Patient priorities must be considered, but little is known about the thresholds, concerns and willingness of a patient to accept LVAD therapy. To better understand patient interpretations of LVADs, Stewart and colleagues created a survey to understand patients’ thoughts and knowledge of the devices.
Stewart presented the results of the MedaMACS screening pilot, which enrolled 150 patients who were neither listed for transplant or on inotropes, at the conference. The patients were NYHA Class III/IV, had ejection fractions less than or equal to 30 percent and had two HF hospitalizations in 12 months or one HF hospitalization plus a high-risk condition.
During the survey, Stewart and colleagues asked patients whether or not they would want to be placed with an LVAD.
The study cohort had a mean age of 57 years; 57 percent of whom had HF for more than five years. Sixty-two percent of patients said that they had heard of LVAD devices or knew something about their uses.

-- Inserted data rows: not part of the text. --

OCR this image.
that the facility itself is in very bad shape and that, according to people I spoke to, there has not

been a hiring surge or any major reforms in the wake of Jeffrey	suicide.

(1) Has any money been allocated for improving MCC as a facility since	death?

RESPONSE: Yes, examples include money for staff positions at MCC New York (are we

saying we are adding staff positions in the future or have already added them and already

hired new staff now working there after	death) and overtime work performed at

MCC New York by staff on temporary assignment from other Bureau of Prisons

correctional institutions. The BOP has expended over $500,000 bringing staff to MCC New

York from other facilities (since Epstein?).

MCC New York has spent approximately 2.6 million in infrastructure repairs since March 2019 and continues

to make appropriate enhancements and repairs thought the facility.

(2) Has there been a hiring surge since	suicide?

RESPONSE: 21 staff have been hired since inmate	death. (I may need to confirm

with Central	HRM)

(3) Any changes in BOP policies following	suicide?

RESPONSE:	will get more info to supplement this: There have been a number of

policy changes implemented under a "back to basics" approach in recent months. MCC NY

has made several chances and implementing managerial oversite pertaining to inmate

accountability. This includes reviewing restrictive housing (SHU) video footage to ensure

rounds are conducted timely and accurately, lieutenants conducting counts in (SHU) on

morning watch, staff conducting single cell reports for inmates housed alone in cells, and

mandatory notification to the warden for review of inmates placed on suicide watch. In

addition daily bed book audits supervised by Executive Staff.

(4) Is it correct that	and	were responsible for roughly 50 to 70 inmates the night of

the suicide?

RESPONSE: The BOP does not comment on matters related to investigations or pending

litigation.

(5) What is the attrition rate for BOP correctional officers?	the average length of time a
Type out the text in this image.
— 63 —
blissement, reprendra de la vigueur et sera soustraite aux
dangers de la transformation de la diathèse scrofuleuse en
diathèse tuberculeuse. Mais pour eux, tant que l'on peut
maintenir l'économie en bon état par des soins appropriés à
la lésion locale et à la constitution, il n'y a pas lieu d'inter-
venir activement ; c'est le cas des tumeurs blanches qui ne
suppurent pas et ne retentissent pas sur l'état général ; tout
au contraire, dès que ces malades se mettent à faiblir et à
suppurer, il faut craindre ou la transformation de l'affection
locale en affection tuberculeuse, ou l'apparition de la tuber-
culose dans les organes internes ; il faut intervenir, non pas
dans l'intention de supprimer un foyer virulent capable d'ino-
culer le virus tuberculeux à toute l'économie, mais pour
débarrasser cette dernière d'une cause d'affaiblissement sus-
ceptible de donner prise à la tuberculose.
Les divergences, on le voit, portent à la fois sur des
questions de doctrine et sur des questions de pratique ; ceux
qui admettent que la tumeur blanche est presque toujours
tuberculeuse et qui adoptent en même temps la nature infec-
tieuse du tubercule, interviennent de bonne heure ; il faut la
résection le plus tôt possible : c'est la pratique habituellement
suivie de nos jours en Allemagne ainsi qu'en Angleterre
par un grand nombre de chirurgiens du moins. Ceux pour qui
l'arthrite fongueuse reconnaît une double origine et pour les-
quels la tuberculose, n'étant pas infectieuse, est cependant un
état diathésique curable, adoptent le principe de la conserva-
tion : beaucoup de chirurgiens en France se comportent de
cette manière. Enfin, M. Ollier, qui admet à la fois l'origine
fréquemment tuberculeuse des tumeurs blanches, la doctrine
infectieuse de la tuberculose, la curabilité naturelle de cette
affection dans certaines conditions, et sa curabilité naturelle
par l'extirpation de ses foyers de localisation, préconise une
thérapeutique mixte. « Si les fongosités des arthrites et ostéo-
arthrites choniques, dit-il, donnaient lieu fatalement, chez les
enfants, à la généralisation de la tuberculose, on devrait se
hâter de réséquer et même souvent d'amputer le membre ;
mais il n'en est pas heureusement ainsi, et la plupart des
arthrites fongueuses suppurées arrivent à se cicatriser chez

The researchers reported that 56 percent of patients said that based on the way they currently felt, they would “definitely or probably” want an LVAD. And, among these patients, 91 percent were classified as being low or intermediate risk. Only 7 percent of patients said they definitely would not want a device.
The majority of these patients who wanted an LVAD said that they would want one if they had less than six months to live. As patients’ disease worsened, enthusiasm for the LVAD increased.
Stewart said that hospitals should begin to “engage patients early about thresholds for considering LVADs,” and said that educating patients about LVAD devices and survival will become increasingly important.